How to crawl only new items?


#1

Let’s say I want to crawl a news website on schedule, every morning, say 8am, and get just the latest stories…

That should probably mean stories published within the last 24 hours, which may span both last night’s date and this morning’s date…

Let’s assume all story pages will have date/datetime stamps, even if the index pages linking to them do not.

How would I tackle this with a Crawler… ?

Is there any way, perhaps, to…

  1. get only stories that were published within the last 24 hours?

ie. Build some Javascript logic to make saving a story conditional on its datestamp?

  1. or get only stories that I haven’t already crawled?

ie. Only queue a page for crawling if it is not already in the results of the crawler’s last crawl?

Kind of interested in both methods, actually - I could imagine needing to do this in the absence of datetime stamps.

Can anyone share anything already-built that may do something similar?

Thanks very much.


#2

Hi Robert,

with our crawler product -

(1) If dates are located at index pages then you can parse them and enqueue and scrape only the stories published in the last 24h. If not then you have to enqueue and visit all the pages.
(2) This is not possible with Crawler.

I would recommend you to use our Actor product https://www.apify.com/docs/actor . In actor you can:

a) Either use key-value store https://www.apify.com/docs/storage#key-value-store to persist your position between the runs.
b) Use RequestQueue https://www.apify.com/docs/storage#queue that has 30 days data retention (paid accounts). Using this you would have to crawl the entire site only once a month.

Let me know if you have any questions.
Marek


#3

I fear that Actor may be beyond my skillset.
I may have to just muddle through.
eg. Waste some crawls on excess results, or, in some cases…

“(1) If dates are located at index pages then you can parse them and enqueue and scrape only the stories published in the last 24h.”
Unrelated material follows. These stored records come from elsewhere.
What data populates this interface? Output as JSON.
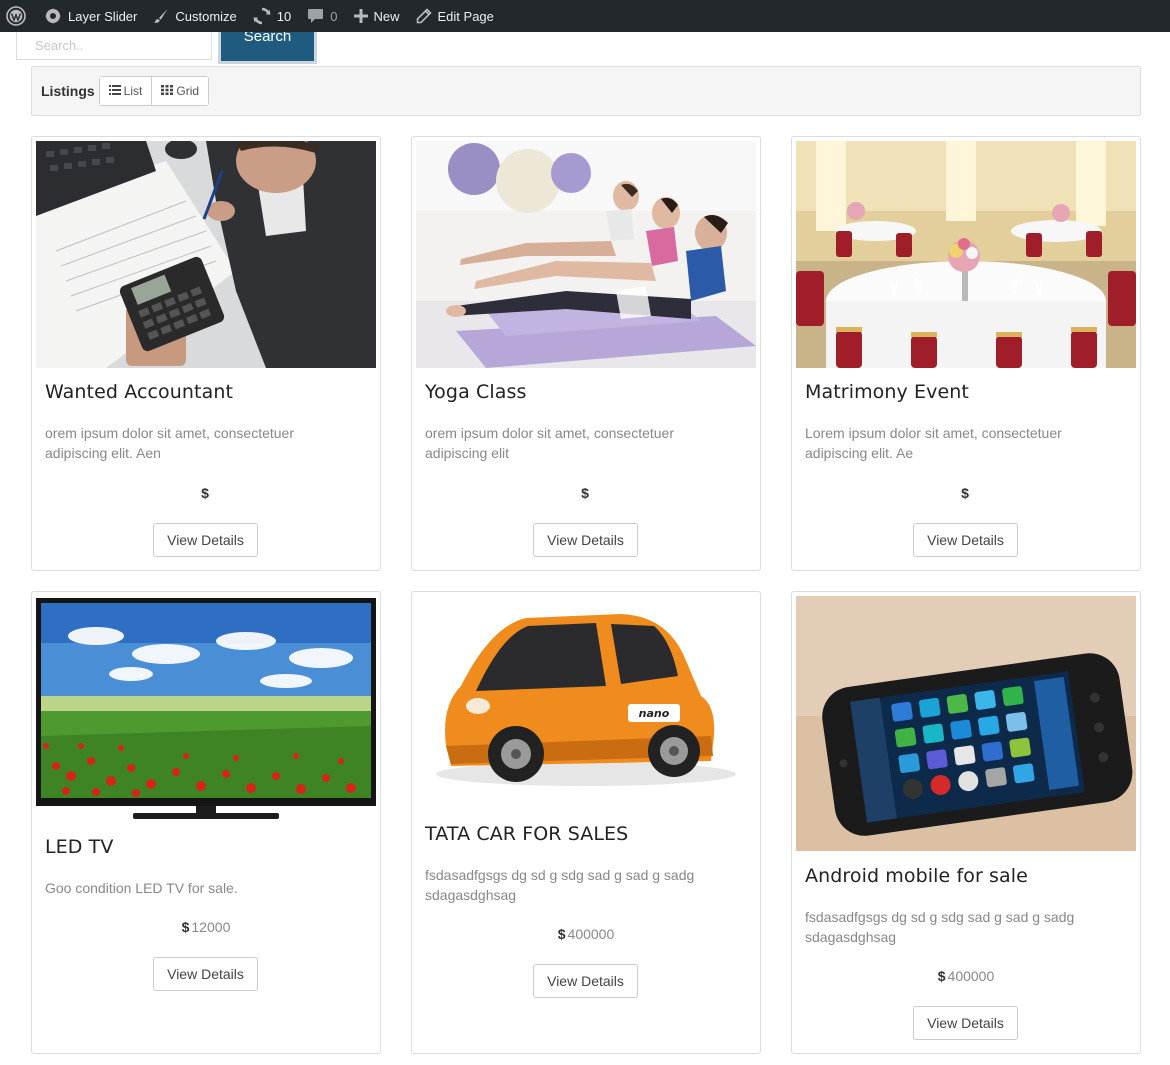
{
  "admin_bar": {
    "site_name": "Layer Slider",
    "customize": "Customize",
    "updates_count": "10",
    "comments_count": "0",
    "new": "New",
    "edit_page": "Edit Page"
  },
  "search": {
    "placeholder": "Search..",
    "button_label": "Search"
  },
  "listings": {
    "title": "Listings",
    "list_label": "List",
    "grid_label": "Grid"
  },
  "currency_symbol": "$",
  "details_label": "View Details",
  "cards": [
    {
      "title": "Wanted Accountant",
      "description": "orem ipsum dolor sit amet, consectetuer adipiscing elit. Aen",
      "price": ""
    },
    {
      "title": "Yoga Class",
      "description": "orem ipsum dolor sit amet, consectetuer adipiscing elit",
      "price": ""
    },
    {
      "title": "Matrimony Event",
      "description": "Lorem ipsum dolor sit amet, consectetuer adipiscing elit. Ae",
      "price": ""
    },
    {
      "title": "LED TV",
      "description": "Goo condition LED TV for sale.",
      "price": "12000"
    },
    {
      "title": "TATA CAR FOR SALES",
      "description": "fsdasadfgsgs dg sd g sdg sad g sad g sadg sdagasdghsag",
      "price": "400000"
    },
    {
      "title": "Android mobile for sale",
      "description": "fsdasadfgsgs dg sd g sdg sad g sad g sadg sdagasdghsag",
      "price": "400000"
    }
  ],
  "colors": {
    "admin_bar_bg": "#23282d",
    "search_button_bg": "#1f5b7e",
    "listbar_bg": "#f5f5f5"
  },
  "icons": [
    "wordpress-icon",
    "brush-icon",
    "updates-icon",
    "comment-icon",
    "plus-icon",
    "pencil-icon",
    "list-icon",
    "grid-icon"
  ]
}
How would I do this, please?

Another idea - can I set a max number of story pages to crawl? ie. Even if the index page links to 50 stories, say “Hey, Crawler, only crawl the first 20!” Because I can infer the publisher would not publish more than 20 per day.

Thanks.


#4

Lets say you start your crawler once a day. You open index page listing the stories. Then you can check date of every story to be from yesterday and only in this case enqueue it’s detail page using context.enqueuePage(). Don’t use PseudoURLs in this case but context.enqueuePage(). instead.


The same way you can limit the number of story pages to be crawled. Simply enqueue only the number of story pages you want.


#5

You can also use Max result records option in advanced settings of your crawler to limit number of result items.